Doç.Dr. Günaldı, aldıkları önlemler kapsamında, bazı hastalarda tablet şeklinde ilaç tedavisine geçtiklerini, bazılarının tedavi aralıklarını daha geniş tutarak mümkün olduğu kadar hastaneyle temaslarını azalttıklarını ifade etti.
“Koronavirüs semptomları ile kanser semptomları karıştırılıyor”
Bu süreçte hasta yakınlarına çok önemli iş düştüğüne vurgu yapan Günaldı, şöyle devam etti:
“Onkoloji hastaları kolay kolay kendisini her zaman takip etmiyor. Mutlaka destek aldığı bir çevresi var. Onları uyarmaya çalışıyoruz. Koronavirüs semptomları ile kanser semptomları karıştırılıyor. Onkoloji hastalarında yorgunluk, öksürük ya da nefes darlığı olabiliyor. Bunun üzerine Kovid-19 eklenmiş olabilir. Önlem olarak test sıklıkları artırılabilir. En ufak bir şüphede yakınları ile görüşerek hastalarımızın testlerini yapıyoruz. Hem onkoloji tedavisi gören hem Kovid olan hastalarımız oldu. Güzel bir şekilde atlattılar. Çok fazla bir sıkıntı yaşamadık.”
Kanser hastalarına tedavi süresince normalde ek bir beslenme önermediklerini dile getiren Günaldı, ancak salgın nedeniyle bilimsel veriler ışığında bu süreçte onkoloji hastalarına C vitamini ağırlıklı beslenmeleri, D vitaminlerini yüksek seviyede tutmaları ve bol sıvı almaları tavsiyesinde bulundu.

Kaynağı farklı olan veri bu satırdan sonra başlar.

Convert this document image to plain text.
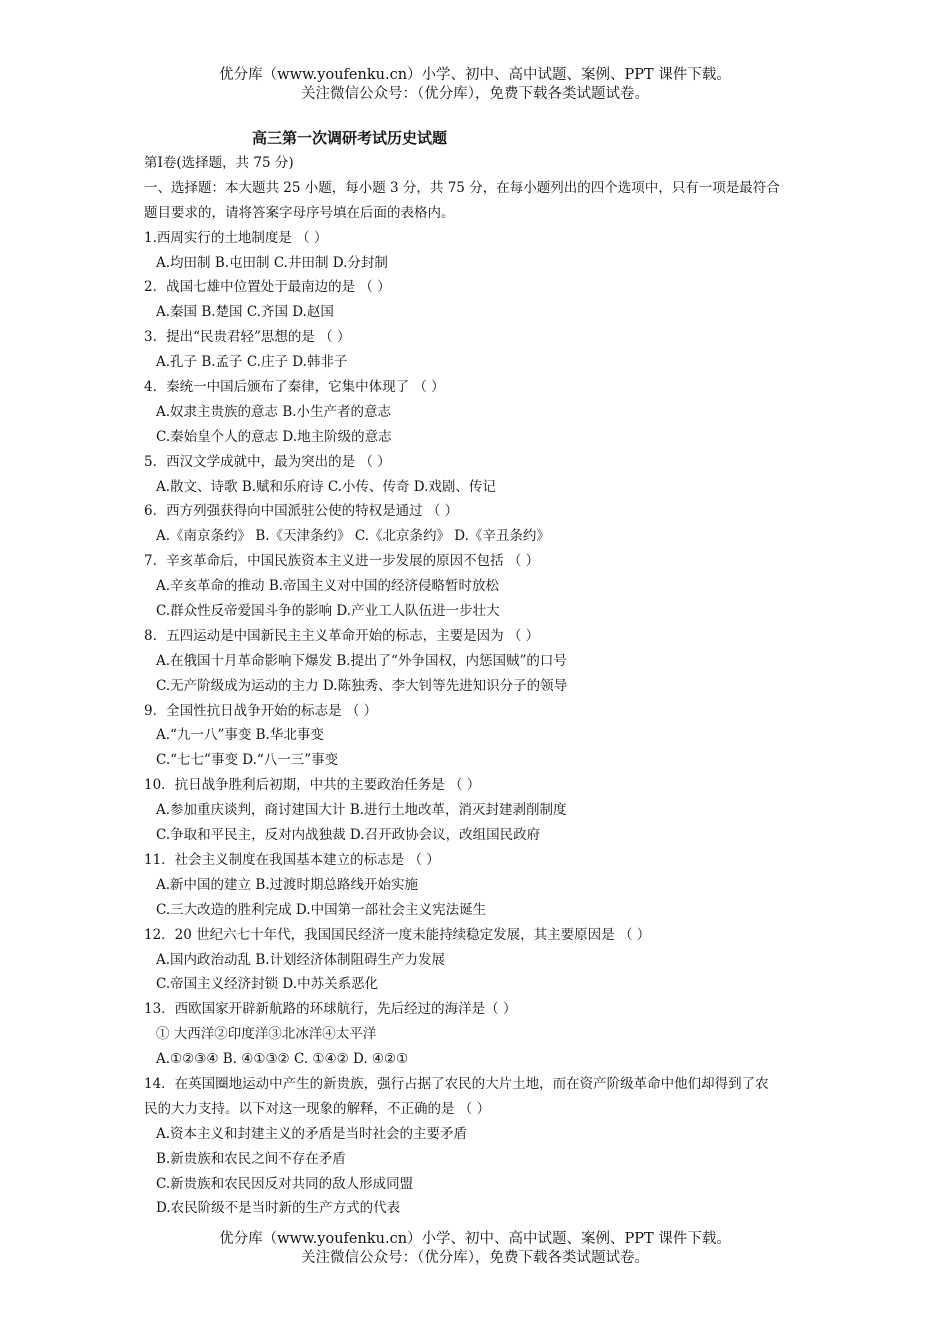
优分库（www.youfenku.cn）小学、初中、高中试题、案例、PPT 课件下载。
关注微信公众号：（优分库），免费下载各类试题试卷。
高三第一次调研考试历史试题
第Ⅰ卷(选择题，共 75 分)
一、选择题：本大题共 25 小题，每小题 3 分，共 75 分，在每小题列出的四个选项中，只有一项是最符合
题目要求的，请将答案字母序号填在后面的表格内。
1.西周实行的土地制度是 （ ）
A.均田制 B.屯田制 C.井田制 D.分封制
2．战国七雄中位置处于最南边的是 （ ）
A.秦国 B.楚国 C.齐国 D.赵国
3．提出“民贵君轻”思想的是 （ ）
A.孔子 B.孟子 C.庄子 D.韩非子
4．秦统一中国后颁布了秦律，它集中体现了 （ ）
A.奴隶主贵族的意志 B.小生产者的意志
C.秦始皇个人的意志 D.地主阶级的意志
5．西汉文学成就中，最为突出的是 （ ）
A.散文、诗歌 B.赋和乐府诗 C.小传、传奇 D.戏剧、传记
6．西方列强获得向中国派驻公使的特权是通过 （ ）
A.《南京条约》 B.《天津条约》 C.《北京条约》 D.《辛丑条约》
7．辛亥革命后，中国民族资本主义进一步发展的原因不包括 （ ）
A.辛亥革命的推动 B.帝国主义对中国的经济侵略暂时放松
C.群众性反帝爱国斗争的影响 D.产业工人队伍进一步壮大
8．五四运动是中国新民主主义革命开始的标志，主要是因为 （ ）
A.在俄国十月革命影响下爆发 B.提出了“外争国权，内惩国贼”的口号
C.无产阶级成为运动的主力 D.陈独秀、李大钊等先进知识分子的领导
9．全国性抗日战争开始的标志是 （ ）
A.“九一八”事变 B.华北事变
C.“七七”事变 D.“八一三”事变
10．抗日战争胜利后初期，中共的主要政治任务是 （ ）
A.参加重庆谈判，商讨建国大计 B.进行土地改革，消灭封建剥削制度
C.争取和平民主，反对内战独裁 D.召开政协会议，改组国民政府
11．社会主义制度在我国基本建立的标志是 （ ）
A.新中国的建立 B.过渡时期总路线开始实施
C.三大改造的胜利完成 D.中国第一部社会主义宪法诞生
12．20 世纪六七十年代，我国国民经济一度未能持续稳定发展，其主要原因是 （ ）
A.国内政治动乱 B.计划经济体制阻碍生产力发展
C.帝国主义经济封锁 D.中苏关系恶化
13．西欧国家开辟新航路的环球航行，先后经过的海洋是（ ）
① 大西洋②印度洋③北冰洋④太平洋
A.①②③④ B. ④①③② C. ①④② D. ④②①
14．在英国圈地运动中产生的新贵族，强行占据了农民的大片土地，而在资产阶级革命中他们却得到了农
民的大力支持。以下对这一现象的解释，不正确的是 （ ）
A.资本主义和封建主义的矛盾是当时社会的主要矛盾
B.新贵族和农民之间不存在矛盾
C.新贵族和农民因反对共同的敌人形成同盟
D.农民阶级不是当时新的生产方式的代表
优分库（www.youfenku.cn）小学、初中、高中试题、案例、PPT 课件下载。
关注微信公众号：（优分库），免费下载各类试题试卷。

“Eğer bitki ve ot verirsek bu tamamen deneysel olur”
Günaldı, tıpta tedavinin kanıta dayalı olduğuna dikkati çekerek, şunları kaydetti:
“Elimizde çok güçlü kanıtlar, datalar, klinik çalışmaların sonuçlarıyla beraber ilerleriz. Bitkilere, sıvılara, suya göre tedavi verecek olursak bu tamamen bizim duygularımıza, düşüncelerimize bağlı tedaviler olur. Bu gerçek bir tedavi değil. Gerçek bir tedaviyi elimizdeki klinik çalışmaların sonuçlarına göre yapmamız gerekir. Gerçekten faydalı olabilir bir gün bitkiler. Ama büyük çalışmalarla hasta olan grupla ya da sınıflandırılan grupla istatiklere dayanan sonuçlara göre tedavi verebiliriz. Şu anda elimizde böyle mevcut veriler yok. Eğer bitki ve ot verirsek veya kendimiz özel karışımlar yaparsak bu tamamen deneysel olur. Bizim mevcut verdiğimiz ilaçlar da bitkilerden elde edilmiş, belli kimsayal aşamalardan geçen belli çalışmalardan geçmiş ilaçlardır. O yüzden de bitkiler kötü veya bitkilerden tedavi olmaz diye bir düşünce yok ama mutlaka bir doktor tavsiyesi altında olması gerekir.”
“Onkoloji hastaları gerçekten zor bir grup”
Onkoloji hastalarının bitkisel ve kimyasal tedaviyi birlikte almalarını önermediklerini vurgulayan Günaldı, “Çünkü kanser ilaçları önemli ilaçlar. Gerçekten de hepsi karaciğer ve böbrekten atılan ilaçlar. Biz bitkileri aldığımızda bir şekilde vücudumuzdan karaciğerden ya da böbrekten süzerek atıyoruz. Sonuçta verdiğimiz ilaçlarla kişi kendisi de bitkisel ve alternatif bazı tedaviler alıyorsa belki de bu durum verdiğimiz ilacın etkisini azaltıyor. Belki de yan etkisini artıyor. Bunu bilmiyoruz. Bu bilinmezlik içerisinde kafamıza göre ek tedavileri önermiyoruz. Onkoloji hastaları gerçekten zor bir grup. Yakınları için onlar kıymetli. Elbette hepimiz iyi bir şeyler yapmak istiyoruz. Bunları, kafamıza göre değil de doktora ve bilime göre yapmak en doğrusu.” ifadelerini kullandı.
Günaldı, kanser hastaları için dünyada yapılan bütün tedavilerin Türkiye’de de mevcut olduğuna vurgu yaparak, onkoloji hastalarına kanıta dayalı, bilimsel çalışmalara dayanarak, kemoterapi, immünoterapi, radyoterapi ve halk arasında akıllı ilaç denilen, hedefe yönelik tedavileri uyguladıklarını ifade etti.